There should be several other factors taken into consideration prior to joining an Advanced APM as there would be larger reimbursement implications outside of just becoming MIPS exempt. If exploring joining an APM, make sure to have a solid understanding of the payment structure (bundled-payments, episode-based payments, risk-adjusted reimbursement etc), quality reporting requirements, and downside financial risk to determine if it’s right for the practice.

MIPs “hardship”

One potential short-term solution, available in 2022, could be applying for the program’s Extreme and Uncontrollable Circumstances (EUC) policy to request category reweighting for the performance year – meaning that Participants encountering situations impacting the collection or submission of data can request that any, or all, performance categories be weighted to 0% resulting in a neutral payment adjustment for the payment year if accepted (i.e. no penalty, no incentive). Although not generally available each year, MIPs has offered these EUC hardship applications, specifically due to COVID-19, since the 2020 performance year and are once again offering it for 2022.

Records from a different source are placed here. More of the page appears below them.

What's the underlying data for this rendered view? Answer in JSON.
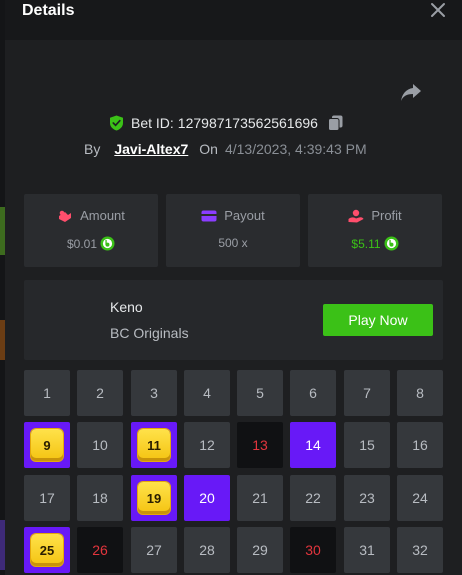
{
  "header": {
    "title": "Details"
  },
  "bet": {
    "id_label": "Bet ID:",
    "id": "127987173562561696",
    "by_label": "By",
    "username": "Javi-Altex7",
    "on_label": "On",
    "datetime": "4/13/2023, 4:39:43 PM"
  },
  "stats": {
    "amount": {
      "label": "Amount",
      "value": "$0.01"
    },
    "payout": {
      "label": "Payout",
      "value": "500 x"
    },
    "profit": {
      "label": "Profit",
      "value": "$5.11"
    }
  },
  "game": {
    "name": "Keno",
    "provider": "BC Originals",
    "play_label": "Play Now"
  },
  "grid": {
    "cells": [
      {
        "n": "1",
        "s": "normal"
      },
      {
        "n": "2",
        "s": "normal"
      },
      {
        "n": "3",
        "s": "normal"
      },
      {
        "n": "4",
        "s": "normal"
      },
      {
        "n": "5",
        "s": "normal"
      },
      {
        "n": "6",
        "s": "normal"
      },
      {
        "n": "7",
        "s": "normal"
      },
      {
        "n": "8",
        "s": "normal"
      },
      {
        "n": "9",
        "s": "hit"
      },
      {
        "n": "10",
        "s": "normal"
      },
      {
        "n": "11",
        "s": "hit"
      },
      {
        "n": "12",
        "s": "normal"
      },
      {
        "n": "13",
        "s": "miss"
      },
      {
        "n": "14",
        "s": "pick"
      },
      {
        "n": "15",
        "s": "normal"
      },
      {
        "n": "16",
        "s": "normal"
      },
      {
        "n": "17",
        "s": "normal"
      },
      {
        "n": "18",
        "s": "normal"
      },
      {
        "n": "19",
        "s": "hit"
      },
      {
        "n": "20",
        "s": "pick"
      },
      {
        "n": "21",
        "s": "normal"
      },
      {
        "n": "22",
        "s": "normal"
      },
      {
        "n": "23",
        "s": "normal"
      },
      {
        "n": "24",
        "s": "normal"
      },
      {
        "n": "25",
        "s": "hit"
      },
      {
        "n": "26",
        "s": "miss"
      },
      {
        "n": "27",
        "s": "normal"
      },
      {
        "n": "28",
        "s": "normal"
      },
      {
        "n": "29",
        "s": "normal"
      },
      {
        "n": "30",
        "s": "miss"
      },
      {
        "n": "31",
        "s": "normal"
      },
      {
        "n": "32",
        "s": "normal"
      }
    ]
  },
  "colors": {
    "accent_green": "#3bc117",
    "pick_purple": "#6819f7",
    "miss_red": "#e2353d",
    "gem_gold": "#f4c311"
  },
  "icons": {
    "close": "close-icon",
    "share": "share-icon",
    "shield": "shield-check-icon",
    "copy": "copy-icon",
    "amount": "coins-icon",
    "payout": "wallet-icon",
    "profit": "hand-coin-icon",
    "coin": "bcd-coin-icon"
  }
}
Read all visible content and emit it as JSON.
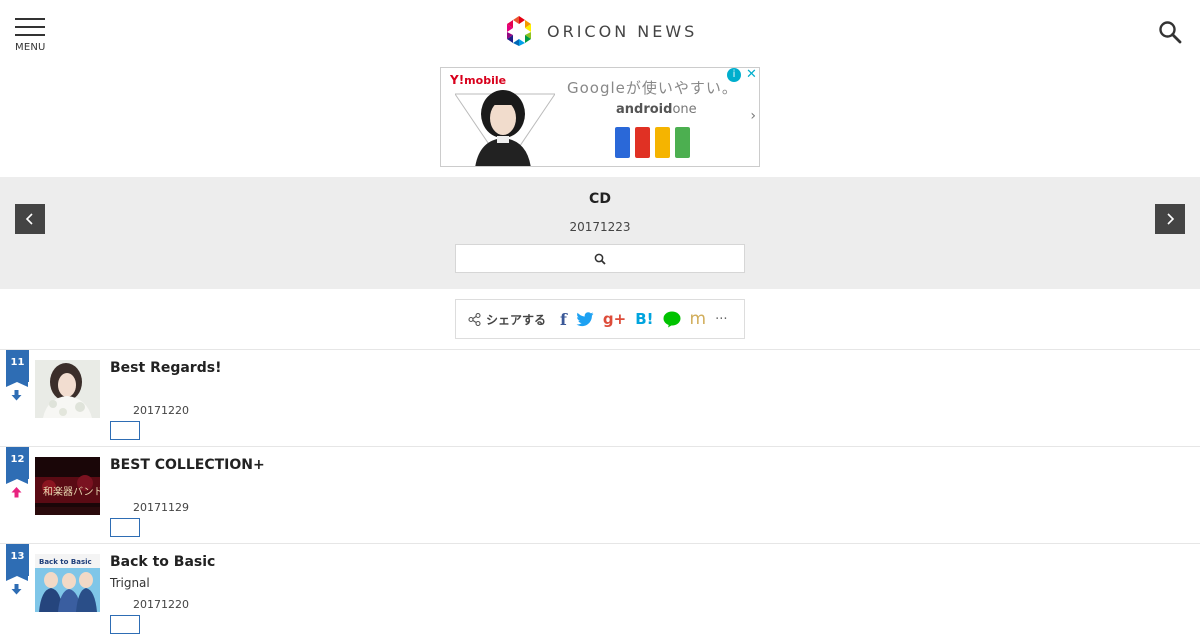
{
  "header": {
    "menu_label": "MENU",
    "logo_text": "ORICON NEWS"
  },
  "ad": {
    "brand": "Y!",
    "brand_suffix": "mobile",
    "headline": "Googleが使いやすい。",
    "product": "android",
    "product_suffix": "one",
    "chevron": "›",
    "info": "i",
    "close": "✕"
  },
  "chart": {
    "title": "CD",
    "date": "20171223"
  },
  "share": {
    "label": "シェアする",
    "facebook": "f",
    "googleplus": "g+",
    "hatena": "B!",
    "mixi": "m",
    "more": "···"
  },
  "rankings": [
    {
      "rank": "11",
      "trend": "down",
      "title": "Best Regards!",
      "artist": "",
      "date": "20171220"
    },
    {
      "rank": "12",
      "trend": "up",
      "title": " BEST COLLECTION+",
      "artist": "",
      "date": "20171129"
    },
    {
      "rank": "13",
      "trend": "down",
      "title": "Back to Basic",
      "artist": "Trignal",
      "date": "20171220"
    }
  ],
  "colors": {
    "rank_blue": "#2e6db4",
    "trend_down": "#2e6db4",
    "trend_up": "#e8237f",
    "gray_band": "#ededed"
  }
}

It is not expected that this EUC hardship for COVID will be available again in 2023, but this may change depending on the duration of the public health emergency.

Penalties Scale

We believe that, even if a penalty cannot be avoided, it is still worth trying to score as high a score as possible to mitigate how much of a penalty is applied to future claims.

The closer a final score is to the penalty threshold of 75 points, positive or negative, the smaller the payment adjustment will be. The maximum allowable adjustment (-9%) is only applied to the bottom-most scores. For 2022, those that earn at least 20 points overall will avoid the full -9%. Scores closest to the penalty threshold (75) may only see an adjustment of -1%.

The proposed updates for the MIPs program for 2023 will not change the current performance goals active in the 2022 performance year – meaning practices will continue to need scores of 75 points or higher to avoid a penalty.

Reviewing your current MIPS performance is recommended to evaluate areas of risk for 2022 and 2023.

As always, ADVOCATE will keep you up to date on this and all issues impacting medical groups as they become available.